The Bridge also provides youth with a homework station featuring several refurbished computers offered through the Computers For Kids program, a common area with furniture offered at a discounted rate from Ernie’s TV in Kingsville and a healthy snack station complimented by fridge and storage areas for food donations. Sustenance is in part supplied through an ongoing series of fresh meat donations being offered by a Wheatley-area family.

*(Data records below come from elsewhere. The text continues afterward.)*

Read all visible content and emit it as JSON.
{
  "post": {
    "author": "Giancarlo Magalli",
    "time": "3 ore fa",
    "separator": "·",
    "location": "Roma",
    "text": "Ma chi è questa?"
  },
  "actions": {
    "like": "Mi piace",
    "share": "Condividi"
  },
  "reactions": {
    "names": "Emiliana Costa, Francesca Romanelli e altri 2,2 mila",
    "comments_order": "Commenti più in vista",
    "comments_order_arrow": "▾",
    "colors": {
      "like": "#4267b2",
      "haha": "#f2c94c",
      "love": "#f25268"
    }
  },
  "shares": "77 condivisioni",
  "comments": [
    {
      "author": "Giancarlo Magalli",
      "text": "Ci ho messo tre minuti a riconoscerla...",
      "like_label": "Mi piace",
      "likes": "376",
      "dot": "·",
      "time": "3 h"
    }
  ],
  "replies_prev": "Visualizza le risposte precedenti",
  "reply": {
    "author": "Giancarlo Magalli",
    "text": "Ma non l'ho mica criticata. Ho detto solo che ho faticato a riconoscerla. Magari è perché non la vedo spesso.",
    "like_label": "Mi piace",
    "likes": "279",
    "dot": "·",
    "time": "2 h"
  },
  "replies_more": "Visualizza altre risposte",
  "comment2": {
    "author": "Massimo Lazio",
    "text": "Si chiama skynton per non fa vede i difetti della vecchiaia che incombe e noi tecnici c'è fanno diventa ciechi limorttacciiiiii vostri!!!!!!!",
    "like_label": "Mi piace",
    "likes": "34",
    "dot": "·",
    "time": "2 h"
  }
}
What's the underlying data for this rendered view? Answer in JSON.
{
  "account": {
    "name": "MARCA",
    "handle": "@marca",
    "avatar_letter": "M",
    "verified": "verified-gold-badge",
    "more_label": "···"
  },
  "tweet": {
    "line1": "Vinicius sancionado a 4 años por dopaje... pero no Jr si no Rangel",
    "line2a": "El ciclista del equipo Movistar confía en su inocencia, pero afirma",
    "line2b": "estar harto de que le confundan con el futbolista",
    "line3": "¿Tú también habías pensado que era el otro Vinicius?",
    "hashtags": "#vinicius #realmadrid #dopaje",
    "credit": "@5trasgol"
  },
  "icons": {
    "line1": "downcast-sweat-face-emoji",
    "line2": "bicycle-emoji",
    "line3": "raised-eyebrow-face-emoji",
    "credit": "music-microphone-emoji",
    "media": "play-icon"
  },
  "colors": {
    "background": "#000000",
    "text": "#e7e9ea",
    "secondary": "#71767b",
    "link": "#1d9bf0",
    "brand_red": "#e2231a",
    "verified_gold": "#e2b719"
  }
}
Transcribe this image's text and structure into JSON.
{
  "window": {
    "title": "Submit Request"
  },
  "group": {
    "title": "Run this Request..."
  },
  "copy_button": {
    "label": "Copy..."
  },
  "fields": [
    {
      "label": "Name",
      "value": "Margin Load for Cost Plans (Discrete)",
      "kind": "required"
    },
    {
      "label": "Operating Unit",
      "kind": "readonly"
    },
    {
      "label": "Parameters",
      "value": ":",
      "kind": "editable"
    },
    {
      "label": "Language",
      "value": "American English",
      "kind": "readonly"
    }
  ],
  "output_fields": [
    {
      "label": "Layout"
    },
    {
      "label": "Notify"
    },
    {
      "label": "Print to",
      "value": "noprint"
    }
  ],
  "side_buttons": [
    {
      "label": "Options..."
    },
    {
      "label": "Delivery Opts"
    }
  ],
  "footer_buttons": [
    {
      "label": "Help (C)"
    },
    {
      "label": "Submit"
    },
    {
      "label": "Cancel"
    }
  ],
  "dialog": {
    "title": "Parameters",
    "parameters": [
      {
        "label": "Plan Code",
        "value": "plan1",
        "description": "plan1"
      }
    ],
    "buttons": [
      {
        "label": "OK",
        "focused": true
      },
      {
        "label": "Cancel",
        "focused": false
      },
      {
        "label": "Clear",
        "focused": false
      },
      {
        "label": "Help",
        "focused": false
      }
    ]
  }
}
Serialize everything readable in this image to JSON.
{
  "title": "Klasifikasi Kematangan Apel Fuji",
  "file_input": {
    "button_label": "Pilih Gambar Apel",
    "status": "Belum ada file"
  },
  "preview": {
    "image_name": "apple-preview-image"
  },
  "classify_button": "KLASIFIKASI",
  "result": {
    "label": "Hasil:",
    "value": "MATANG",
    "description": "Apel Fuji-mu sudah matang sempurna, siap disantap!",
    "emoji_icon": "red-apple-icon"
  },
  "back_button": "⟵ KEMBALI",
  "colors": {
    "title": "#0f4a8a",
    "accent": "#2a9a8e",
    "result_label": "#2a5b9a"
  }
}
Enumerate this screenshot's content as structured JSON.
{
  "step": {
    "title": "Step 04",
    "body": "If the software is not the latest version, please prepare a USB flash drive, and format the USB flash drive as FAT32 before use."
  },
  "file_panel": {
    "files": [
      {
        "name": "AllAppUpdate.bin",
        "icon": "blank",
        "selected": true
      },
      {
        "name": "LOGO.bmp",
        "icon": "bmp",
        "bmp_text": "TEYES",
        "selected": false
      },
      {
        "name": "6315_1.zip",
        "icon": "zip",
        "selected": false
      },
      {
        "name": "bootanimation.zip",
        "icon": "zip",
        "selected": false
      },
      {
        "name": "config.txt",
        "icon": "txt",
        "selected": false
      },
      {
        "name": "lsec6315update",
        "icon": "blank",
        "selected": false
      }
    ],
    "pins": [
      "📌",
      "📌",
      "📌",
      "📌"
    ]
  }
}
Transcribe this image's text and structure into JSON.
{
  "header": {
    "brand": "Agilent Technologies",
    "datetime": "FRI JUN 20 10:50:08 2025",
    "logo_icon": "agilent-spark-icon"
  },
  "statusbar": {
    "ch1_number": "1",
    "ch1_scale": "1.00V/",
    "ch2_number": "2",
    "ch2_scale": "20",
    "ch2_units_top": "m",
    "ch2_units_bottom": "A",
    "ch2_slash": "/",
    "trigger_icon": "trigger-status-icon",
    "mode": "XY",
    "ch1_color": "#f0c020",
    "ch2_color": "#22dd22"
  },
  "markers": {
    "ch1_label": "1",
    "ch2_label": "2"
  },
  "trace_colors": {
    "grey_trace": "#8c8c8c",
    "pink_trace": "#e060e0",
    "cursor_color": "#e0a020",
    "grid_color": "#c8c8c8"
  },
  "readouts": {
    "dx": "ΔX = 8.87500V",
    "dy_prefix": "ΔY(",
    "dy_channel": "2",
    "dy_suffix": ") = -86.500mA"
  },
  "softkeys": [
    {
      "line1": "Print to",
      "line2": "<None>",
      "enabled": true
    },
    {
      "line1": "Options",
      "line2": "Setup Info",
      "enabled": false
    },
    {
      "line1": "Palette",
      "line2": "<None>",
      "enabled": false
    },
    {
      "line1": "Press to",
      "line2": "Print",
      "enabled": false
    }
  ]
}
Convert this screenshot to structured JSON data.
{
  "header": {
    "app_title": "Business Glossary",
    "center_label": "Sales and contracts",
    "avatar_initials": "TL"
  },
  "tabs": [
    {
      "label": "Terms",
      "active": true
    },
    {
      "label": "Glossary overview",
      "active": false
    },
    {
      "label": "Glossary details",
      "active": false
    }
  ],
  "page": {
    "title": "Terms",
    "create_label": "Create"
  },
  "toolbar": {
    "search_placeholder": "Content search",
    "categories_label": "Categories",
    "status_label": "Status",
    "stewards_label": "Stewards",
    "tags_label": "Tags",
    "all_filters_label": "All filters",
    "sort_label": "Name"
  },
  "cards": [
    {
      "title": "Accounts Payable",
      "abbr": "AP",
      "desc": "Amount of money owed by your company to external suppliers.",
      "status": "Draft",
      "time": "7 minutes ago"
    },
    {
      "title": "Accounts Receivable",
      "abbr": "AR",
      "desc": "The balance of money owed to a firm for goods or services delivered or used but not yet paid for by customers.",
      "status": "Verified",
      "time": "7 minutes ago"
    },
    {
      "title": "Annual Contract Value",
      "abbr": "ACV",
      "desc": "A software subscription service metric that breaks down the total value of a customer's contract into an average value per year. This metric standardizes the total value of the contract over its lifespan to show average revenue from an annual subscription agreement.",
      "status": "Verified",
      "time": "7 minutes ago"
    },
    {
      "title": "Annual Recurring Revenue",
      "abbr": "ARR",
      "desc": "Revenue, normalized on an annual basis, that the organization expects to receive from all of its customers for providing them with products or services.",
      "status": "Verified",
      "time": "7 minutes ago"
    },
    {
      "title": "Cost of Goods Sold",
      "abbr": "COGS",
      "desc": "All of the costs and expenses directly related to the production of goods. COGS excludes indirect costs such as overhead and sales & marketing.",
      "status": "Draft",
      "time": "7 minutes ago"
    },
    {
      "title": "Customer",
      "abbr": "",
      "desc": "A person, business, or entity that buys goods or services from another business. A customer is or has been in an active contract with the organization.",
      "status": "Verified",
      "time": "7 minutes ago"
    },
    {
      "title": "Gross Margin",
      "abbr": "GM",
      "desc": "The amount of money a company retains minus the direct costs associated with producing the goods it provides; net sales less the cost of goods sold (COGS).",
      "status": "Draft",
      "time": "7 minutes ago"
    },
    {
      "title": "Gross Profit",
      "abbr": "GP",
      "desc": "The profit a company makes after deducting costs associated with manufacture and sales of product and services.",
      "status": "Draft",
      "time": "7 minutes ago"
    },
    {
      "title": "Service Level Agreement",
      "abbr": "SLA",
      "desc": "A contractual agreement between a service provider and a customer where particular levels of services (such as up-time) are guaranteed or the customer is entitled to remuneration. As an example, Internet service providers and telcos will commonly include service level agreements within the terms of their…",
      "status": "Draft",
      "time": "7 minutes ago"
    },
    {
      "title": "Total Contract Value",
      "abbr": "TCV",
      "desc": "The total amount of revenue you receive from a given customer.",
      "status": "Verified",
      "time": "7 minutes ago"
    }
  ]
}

“To think that there are youth in Leamington who are hungry with no means of finding their next meal is outrageous,” said Peters. “Fortunately, we’re seeing support come through. It’s really amazing how a community can come together with different kinds of assistance — it’s been absolutely overwhelming.”
The Bridge also offers a multi-faith chapel that can double as a meeting room, sponsored by Meadowbrook Church. The room can serve as a location for spiritual and group councilling and includes an electric wall fireplace donated by The Fire Box. Future plans include the addition of an emergency shelter segment of the building with 11 units that can each accommodate two clients in instances where it is safe to do so. The next section will be a dormitory style unit with 13 one-bedroom apartments and additional showers and bathrooms.

Presently, The Bridge is open from 9 a.m. to 8 p.m. Monday to Friday and is accepting volunteers for the positions of youth mentor, kitchen support, nutrition program and food service coordinator, administrative services, general maintenance and other duties. For information on how to volunteer or donate, visit the website

The next community event in support of services at The Bridge will be the facility’s second Giving Spoon fundraiser. The Bridge will host the gatherings Saturday, Feb. 17 and Sunday, Feb. 18 from 11 a.m. to 2 p.m. The first Giving Spoon at the site raised just over $10,000. Peters explained that while there is no set goal for this month’s edition, she would like to see funding reach the $12,000 mark.